Der Rechtsbeistand der Kläger, David D. Lin von Lewis and Lin LLC in Brooklyn, reichte die Beschwerden sowie den Antrag auf Alias-Motion ein und hielt damit alle drei Kläger vor einer öffentlichen Identifizierung abgeschirmt. Galaxy Research merkt an, dass Noah Doe das Risiko von „Wrench Attacks“ und Entführung als Rechtfertigung für seine eigene Anonymität anführt, während die von ihm begehrte Erleichterung erfordern würde, dass die tatsächlichen Bitcoin-Inhaber öffentlich auftauchen, um ihre Coins zu verteidigen.
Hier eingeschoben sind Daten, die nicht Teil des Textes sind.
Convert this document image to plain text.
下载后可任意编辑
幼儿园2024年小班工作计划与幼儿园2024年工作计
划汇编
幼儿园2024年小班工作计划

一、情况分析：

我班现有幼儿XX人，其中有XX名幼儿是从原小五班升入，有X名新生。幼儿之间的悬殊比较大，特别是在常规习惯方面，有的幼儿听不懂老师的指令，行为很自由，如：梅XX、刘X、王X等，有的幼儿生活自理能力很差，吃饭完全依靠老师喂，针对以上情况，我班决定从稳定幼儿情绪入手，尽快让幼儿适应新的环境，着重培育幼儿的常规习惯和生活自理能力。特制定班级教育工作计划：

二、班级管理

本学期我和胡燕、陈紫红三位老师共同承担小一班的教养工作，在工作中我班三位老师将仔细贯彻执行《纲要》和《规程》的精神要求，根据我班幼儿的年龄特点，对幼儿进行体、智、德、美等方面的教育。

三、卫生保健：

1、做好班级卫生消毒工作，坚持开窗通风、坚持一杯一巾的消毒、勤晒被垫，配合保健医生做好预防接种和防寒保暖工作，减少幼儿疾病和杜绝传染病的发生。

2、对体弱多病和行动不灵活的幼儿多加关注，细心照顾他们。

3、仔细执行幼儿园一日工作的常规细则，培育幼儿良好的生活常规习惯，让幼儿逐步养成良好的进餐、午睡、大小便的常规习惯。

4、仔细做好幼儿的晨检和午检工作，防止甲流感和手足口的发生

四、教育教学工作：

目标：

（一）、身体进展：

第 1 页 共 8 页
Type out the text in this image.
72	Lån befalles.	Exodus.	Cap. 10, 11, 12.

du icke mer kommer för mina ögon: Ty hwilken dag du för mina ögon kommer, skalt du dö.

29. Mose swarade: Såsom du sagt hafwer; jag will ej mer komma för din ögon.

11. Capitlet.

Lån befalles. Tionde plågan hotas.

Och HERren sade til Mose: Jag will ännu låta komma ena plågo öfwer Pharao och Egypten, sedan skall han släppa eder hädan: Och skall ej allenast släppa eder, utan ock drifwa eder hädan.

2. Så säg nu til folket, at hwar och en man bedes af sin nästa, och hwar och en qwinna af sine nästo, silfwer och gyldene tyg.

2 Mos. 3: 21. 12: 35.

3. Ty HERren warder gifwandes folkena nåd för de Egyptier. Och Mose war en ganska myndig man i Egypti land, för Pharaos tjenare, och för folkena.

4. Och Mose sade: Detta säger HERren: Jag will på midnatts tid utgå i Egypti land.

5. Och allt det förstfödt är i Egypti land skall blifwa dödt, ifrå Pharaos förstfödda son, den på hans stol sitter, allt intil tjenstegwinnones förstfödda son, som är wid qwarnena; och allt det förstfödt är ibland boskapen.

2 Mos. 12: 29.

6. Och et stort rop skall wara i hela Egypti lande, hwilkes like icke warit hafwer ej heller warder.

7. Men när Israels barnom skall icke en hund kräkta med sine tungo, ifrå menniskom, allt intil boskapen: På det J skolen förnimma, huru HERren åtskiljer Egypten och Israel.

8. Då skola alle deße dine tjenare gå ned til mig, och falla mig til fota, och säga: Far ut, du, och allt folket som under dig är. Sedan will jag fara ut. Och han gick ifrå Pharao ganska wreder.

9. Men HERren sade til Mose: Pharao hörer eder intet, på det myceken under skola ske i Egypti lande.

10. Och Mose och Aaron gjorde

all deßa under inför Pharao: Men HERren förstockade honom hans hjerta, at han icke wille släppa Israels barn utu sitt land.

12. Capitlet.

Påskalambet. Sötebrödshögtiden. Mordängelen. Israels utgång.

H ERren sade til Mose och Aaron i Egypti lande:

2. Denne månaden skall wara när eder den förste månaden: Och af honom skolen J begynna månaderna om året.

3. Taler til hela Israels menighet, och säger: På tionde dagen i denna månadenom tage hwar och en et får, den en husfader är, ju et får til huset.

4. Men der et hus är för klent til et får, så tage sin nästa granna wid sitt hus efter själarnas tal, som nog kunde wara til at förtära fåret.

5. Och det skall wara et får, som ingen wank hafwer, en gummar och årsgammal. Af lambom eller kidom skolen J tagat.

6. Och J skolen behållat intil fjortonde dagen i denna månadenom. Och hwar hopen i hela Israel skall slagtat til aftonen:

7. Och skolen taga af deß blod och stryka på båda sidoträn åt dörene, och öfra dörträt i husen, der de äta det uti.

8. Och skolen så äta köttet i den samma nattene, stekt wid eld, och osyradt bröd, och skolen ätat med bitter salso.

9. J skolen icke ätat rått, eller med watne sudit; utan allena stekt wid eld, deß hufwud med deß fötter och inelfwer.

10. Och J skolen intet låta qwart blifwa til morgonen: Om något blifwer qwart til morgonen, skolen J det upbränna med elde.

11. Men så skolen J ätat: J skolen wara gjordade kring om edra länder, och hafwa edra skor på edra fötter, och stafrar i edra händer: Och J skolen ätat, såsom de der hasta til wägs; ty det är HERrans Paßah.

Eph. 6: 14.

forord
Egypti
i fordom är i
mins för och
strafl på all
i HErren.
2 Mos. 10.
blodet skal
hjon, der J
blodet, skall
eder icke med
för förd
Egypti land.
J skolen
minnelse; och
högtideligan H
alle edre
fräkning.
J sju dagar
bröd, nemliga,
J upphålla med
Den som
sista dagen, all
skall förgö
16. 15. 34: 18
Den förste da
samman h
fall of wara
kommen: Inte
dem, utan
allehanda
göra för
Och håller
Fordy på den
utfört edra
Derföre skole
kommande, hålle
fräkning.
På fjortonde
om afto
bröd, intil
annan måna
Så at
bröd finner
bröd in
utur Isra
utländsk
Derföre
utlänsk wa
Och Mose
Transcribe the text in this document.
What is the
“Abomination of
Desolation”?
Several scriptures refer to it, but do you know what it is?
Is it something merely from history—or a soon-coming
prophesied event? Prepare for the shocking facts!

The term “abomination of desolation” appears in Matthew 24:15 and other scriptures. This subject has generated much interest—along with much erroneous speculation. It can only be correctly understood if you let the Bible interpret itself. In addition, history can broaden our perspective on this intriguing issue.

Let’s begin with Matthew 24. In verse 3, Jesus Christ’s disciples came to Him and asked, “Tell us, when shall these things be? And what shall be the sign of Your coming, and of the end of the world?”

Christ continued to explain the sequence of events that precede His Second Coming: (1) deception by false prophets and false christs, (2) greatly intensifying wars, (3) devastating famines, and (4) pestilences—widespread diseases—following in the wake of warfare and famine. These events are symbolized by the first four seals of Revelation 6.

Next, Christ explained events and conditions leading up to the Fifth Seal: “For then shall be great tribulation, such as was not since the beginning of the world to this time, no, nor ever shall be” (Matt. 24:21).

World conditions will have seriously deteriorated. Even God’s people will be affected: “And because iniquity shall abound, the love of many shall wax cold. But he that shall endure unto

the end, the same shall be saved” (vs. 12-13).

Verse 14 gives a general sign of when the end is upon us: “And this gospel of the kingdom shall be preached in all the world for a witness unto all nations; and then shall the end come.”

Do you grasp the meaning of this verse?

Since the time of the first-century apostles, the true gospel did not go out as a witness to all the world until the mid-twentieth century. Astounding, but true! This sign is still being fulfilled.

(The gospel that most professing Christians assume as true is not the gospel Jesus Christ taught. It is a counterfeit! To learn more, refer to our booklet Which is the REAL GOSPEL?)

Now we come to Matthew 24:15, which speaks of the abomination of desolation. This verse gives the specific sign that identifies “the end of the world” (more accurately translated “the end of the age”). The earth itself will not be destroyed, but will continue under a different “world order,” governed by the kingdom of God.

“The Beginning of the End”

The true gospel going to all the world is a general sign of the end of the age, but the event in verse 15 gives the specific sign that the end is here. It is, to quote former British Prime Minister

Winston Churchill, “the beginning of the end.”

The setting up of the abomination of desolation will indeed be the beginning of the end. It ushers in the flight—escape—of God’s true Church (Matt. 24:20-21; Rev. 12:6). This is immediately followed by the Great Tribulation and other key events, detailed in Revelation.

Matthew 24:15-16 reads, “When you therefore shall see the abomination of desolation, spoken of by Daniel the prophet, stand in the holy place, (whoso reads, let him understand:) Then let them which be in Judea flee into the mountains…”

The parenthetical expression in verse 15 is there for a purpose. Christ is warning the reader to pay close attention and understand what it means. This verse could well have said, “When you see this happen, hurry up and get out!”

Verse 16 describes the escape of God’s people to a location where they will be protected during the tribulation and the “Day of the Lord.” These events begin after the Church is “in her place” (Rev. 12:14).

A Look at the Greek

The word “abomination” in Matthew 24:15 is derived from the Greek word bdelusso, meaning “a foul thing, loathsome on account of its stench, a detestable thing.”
Selbst ein vollständiger Sieg der Kläger würde Noah Doe oder den Wyoming-LLCs keinen einzigen privaten Key geben. Was ein New-York-Urteil stattdessen hervorbrächte, wäre ein rechtliches Dokument, das bei einer zentralisierten Börse oder einem Verwahrer vorgelegt werden könnte, falls irgendwann einer der genannten Coins in einem regulierten Umfeld landet – potenziell mit dem Effekt, Vermögenswerte einzufrieren und die Inhaber zu zwingen, Eigentum nachzuweisen und dabei ihre Anonymität aufzugeben. Thorns Darstellung bei Galaxy Research: Das Urteil sei „eine Wolke über dem Titel“ und die wahre Bedeutung des Falls liege in dieser Hebelwirkung – nicht in einem direkten Zugriff auf die Coins.
Ein technischer Default wird bis Ende Juni 2026 erwartet, etwa 30 Tage nach der Zustellung. Thorn schätzt, dass die Wahrscheinlichkeit, dass das Gericht im Default den vollständigen Titelübertragungs-Declaratory-Request bewilligt, niedrig bis moderat ist. Er verweist dabei darauf, dass die Theorie neu sei, die Einsätze hoch seien und das zweifelhafte Affidavit zur Zustellung dem Gericht einen klaren Grund gebe, vor einem Handeln eine Anhörung zu verlangen.